Caso seja possível identificar a Covid-19 antes da manifestação dos sintomas graves, os pacientes poderão ser isolados socialmente, reduzindo a taxa de transmissão, um fator de forte redução de novos casos.
Os cães treinados pela Medical Detection Dogs também poderão ser empregados depois dos surtos iniciais, caso a Covid-19 se torne endêmica (como a gripe, os resfriados e a AIDS, por exemplo). As autoridades de saúde conseguiriam identificar um novo surto da doença antes que ela se disseminasse, comprometendo vidas e a capacidade laboral das pessoas.
O número de pessoas infectadas com o SarS-Cov-2 já ultrapassou a casa de 2,5 milhões até esse momento. Acredita-se que o total de casos seja muito maior, dada a incapacidade de diversas localidades para diagnosticar rapidamente a doença.
A Covid-19 é a maior ameaça à saúde humana em mais de 100 anos. A última vez que tivemos de lidar com um vírus tão infeccioso foi em 1918-19, com a pandemia da gripe espanhola.

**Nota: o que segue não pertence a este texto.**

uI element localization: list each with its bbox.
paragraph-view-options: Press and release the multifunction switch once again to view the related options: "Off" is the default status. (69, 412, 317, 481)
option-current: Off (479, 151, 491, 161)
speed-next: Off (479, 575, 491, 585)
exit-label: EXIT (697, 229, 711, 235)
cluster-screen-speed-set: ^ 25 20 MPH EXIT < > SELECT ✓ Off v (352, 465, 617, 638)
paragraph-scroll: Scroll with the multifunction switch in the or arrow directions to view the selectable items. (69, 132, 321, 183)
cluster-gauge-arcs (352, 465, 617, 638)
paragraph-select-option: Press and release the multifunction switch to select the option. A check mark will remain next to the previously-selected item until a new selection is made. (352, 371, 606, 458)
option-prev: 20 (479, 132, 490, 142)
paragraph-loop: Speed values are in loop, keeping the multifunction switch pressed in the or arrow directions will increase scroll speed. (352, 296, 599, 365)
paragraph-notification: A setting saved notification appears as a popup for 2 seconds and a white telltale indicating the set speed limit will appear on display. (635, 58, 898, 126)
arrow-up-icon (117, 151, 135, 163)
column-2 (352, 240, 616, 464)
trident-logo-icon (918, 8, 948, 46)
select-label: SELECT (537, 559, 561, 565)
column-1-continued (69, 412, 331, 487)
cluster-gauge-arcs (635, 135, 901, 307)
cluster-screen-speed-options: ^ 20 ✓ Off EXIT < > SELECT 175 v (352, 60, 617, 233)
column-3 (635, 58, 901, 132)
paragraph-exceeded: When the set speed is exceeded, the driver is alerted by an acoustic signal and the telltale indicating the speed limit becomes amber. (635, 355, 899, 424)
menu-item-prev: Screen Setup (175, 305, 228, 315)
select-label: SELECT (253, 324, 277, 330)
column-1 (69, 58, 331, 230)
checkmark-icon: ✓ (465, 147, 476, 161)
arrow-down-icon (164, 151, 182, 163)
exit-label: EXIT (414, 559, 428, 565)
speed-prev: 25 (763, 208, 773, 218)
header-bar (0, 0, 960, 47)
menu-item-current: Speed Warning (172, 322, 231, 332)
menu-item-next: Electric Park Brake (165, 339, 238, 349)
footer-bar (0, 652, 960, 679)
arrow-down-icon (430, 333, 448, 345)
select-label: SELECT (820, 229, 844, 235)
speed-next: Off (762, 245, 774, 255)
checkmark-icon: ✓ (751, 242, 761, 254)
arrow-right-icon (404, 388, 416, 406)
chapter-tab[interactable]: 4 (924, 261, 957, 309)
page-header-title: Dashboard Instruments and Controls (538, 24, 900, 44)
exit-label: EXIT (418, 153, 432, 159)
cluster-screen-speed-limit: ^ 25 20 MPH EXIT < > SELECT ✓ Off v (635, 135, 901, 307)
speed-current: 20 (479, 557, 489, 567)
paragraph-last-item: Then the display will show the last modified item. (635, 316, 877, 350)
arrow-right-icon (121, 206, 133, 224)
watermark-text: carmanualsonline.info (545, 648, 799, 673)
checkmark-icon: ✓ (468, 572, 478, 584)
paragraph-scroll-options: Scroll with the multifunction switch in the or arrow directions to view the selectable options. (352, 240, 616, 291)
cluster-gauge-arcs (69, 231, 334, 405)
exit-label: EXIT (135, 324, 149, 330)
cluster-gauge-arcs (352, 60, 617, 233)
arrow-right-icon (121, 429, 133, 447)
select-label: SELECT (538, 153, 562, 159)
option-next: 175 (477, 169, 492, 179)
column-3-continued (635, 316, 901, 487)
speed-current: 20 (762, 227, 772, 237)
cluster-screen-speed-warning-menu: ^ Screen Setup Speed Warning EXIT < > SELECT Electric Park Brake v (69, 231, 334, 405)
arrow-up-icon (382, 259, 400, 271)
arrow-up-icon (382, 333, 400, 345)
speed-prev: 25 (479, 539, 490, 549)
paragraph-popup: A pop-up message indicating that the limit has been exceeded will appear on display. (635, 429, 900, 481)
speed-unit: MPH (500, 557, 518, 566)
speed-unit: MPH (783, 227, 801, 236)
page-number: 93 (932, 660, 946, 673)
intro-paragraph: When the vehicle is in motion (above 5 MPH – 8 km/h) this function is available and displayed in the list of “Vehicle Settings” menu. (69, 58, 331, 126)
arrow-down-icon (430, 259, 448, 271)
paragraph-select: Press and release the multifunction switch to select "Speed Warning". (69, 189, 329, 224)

Encontrar meios de identificar a doença, isolar os pacientes e oferecer o tratamento adequado antes que surjam sintomas graves, como a insuficiência respiratória e o comprometimento de outros sistemas orgânicos, pode representar uma vitória sensível sobre a pandemia e também sobre os novos surtos que eventualmente surgirão antes da descoberta de uma vacina e de sua produção em escala comercial.